Before losing his lower leg Dereniik had become skilled at gliding. Pushing against a stability leg, sliding the other forward. While working a case high in the mountains of Xiaan during the coolest months of the rotation he had seen a similar method used to move over snow and ice. Without that option Kid and he had developed an alternative method of propulsion. After a brief break for Dereniik to shimmer in and out of sight, re-setting his internal count they headed for the door to the Armoury.

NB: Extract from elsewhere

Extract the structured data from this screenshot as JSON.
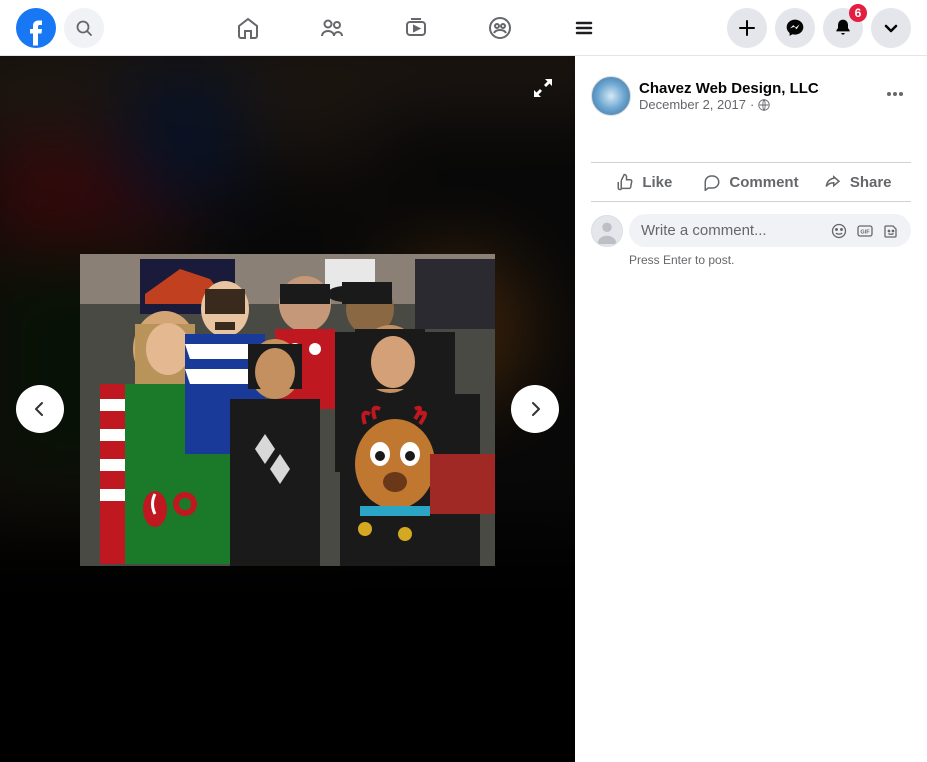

With the grip rope between them Dereniik stabilized himself, Kyd became light and swung forward. Then it was Dereniik’s turn. Kyd becoming the fulcrum around which Dereniik rotated. Not a rapid mode of locomotion, but faster than Dereniik on crutches or Kyd crawling. When they reached the door Dereniik shortened the rope to send Kyd through the middle, his teammate made the appropriate adjustment for Dereniik to follow a few heartbeats later. Locating a place Dereniik could use to shimmer out of sight unobserved well under three hundred heartbeat he re-appeared behind a stack of boxed.

“Well done.” Dereniik said. Feeling confident his low voice would not be heard over the raucous mayhem of men, bellows, hammers, and other unrecognizable forging equipment at work.

“Seen, five, men.” Kyd scripted on his forearm.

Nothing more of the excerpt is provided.